Fast ein Jahr lang kämpfte der FC Bayern um die Verpflichtung der portugiesischen Holding Six João Palhinha. Nun steht der 29-Jährige seit dem 1. Juli 2024 beim Rekordmeister unter Vertrag, befand sich aber bei keinem der bisherigen drei Pflichtspiele in der Startelf des neuen FCB-Cheftrainers Vincent Kompany, bekam dabei insgesamt ganze 29 Minuten Spielzeit. Sehr verwunderlich, jedoch nur auf den ersten Blick …
Beim 2:0 des FC Bayern im Bundesliga-Heimspiel am Sonntag gegen den SC Freiburg stand Palhinha schon wieder nicht in der Startelf, wurde erst nach 74 Minuten eingewechselt. Ein ähnliches Schicksal widerfuhr ihm im DFB-Pokal in Ulm (4:0), als er erst in der 77. Minute von der Bank kam und beim Liga-Auftakt in Wolfsburg (3:2) durfte er gar nicht spielen.
Und das alles, obwohl der FCB so lange an seiner Verpflichtung gearbeitet hatte – und nun im Juli letztlich rund 50 Millionen Euro für ihn an FC Fulham zahlte. Vom Portugiesen erhofft man sich an der Säbener Straße die Abräumer-Qualitäten einer Holding Six, die schon Ex-Coach Thomas Tuchel unbedingt wollte und auch Kompany offensichtlich als wichtig erachtet.
Warum spielt Palhinha derzeit (noch) nicht? Es gibt drei Hauptgründe:
Die neue alte Position von Joshua Kimmich: Unter Tuchel war der 29-Jährige in der Endphase der vergangenen Saison vom Mittelfeld auf die Rechtsverteidiger-Position versetzt worden. Tuchel war dabei der Idee von Bundestrainer Julian Nagelsmann gefolgt. Dagegen ist der neue Kapitän der deutschen Nationalmannschaft bei Kompany nun wieder fest als Sechser eingeplant und gesetzt. Dadurch war im Zweier-Mittelfeld des Rekordmeisters zuletzt nur noch ein Platz zu vergeben, was Palhinhas Weg in die Startelf deutlich erschwert.
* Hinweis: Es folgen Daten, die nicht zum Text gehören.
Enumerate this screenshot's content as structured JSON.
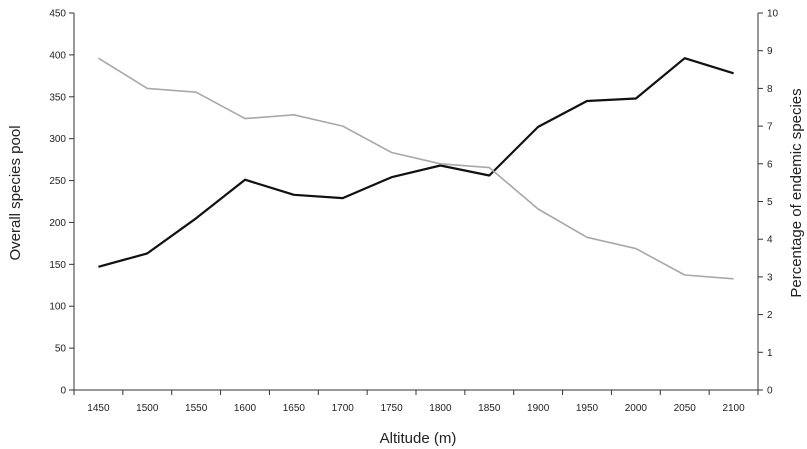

Aufgrund dieser Änderung befindet der portugiesische Nationalspieler sich aktuell nämlich in einem Vierkampf mit Aleksandar Pavlovic, Konrad Laimer und Leon Goretzka um die einzig verbleibende Sechser-Position wieder.
Die gute Pavlovic-Form: Im besagten Kampf um den Mittelfeld-Platz neben Kimmich musste sich Palhinha bislang hinter Pavlovic einreihen. Grund dafür ist die starke Form des DFB-Youngsters, der dem Bayern-Spiel zu Beginn der neuen Saison mit seiner Pass-Sicherheit Ruhe und Struktur gegeben hat. Kompany, der gegen Ulm, Wolfsburg und Freiburg im Mittelfeld dem Duo Kimmich und Pavlovic vertraute und nicht enttäuscht wurde, hat deshalb aktuell wenig Grund, daran etwas zu ändern – zum Leidwesen von Palhinha.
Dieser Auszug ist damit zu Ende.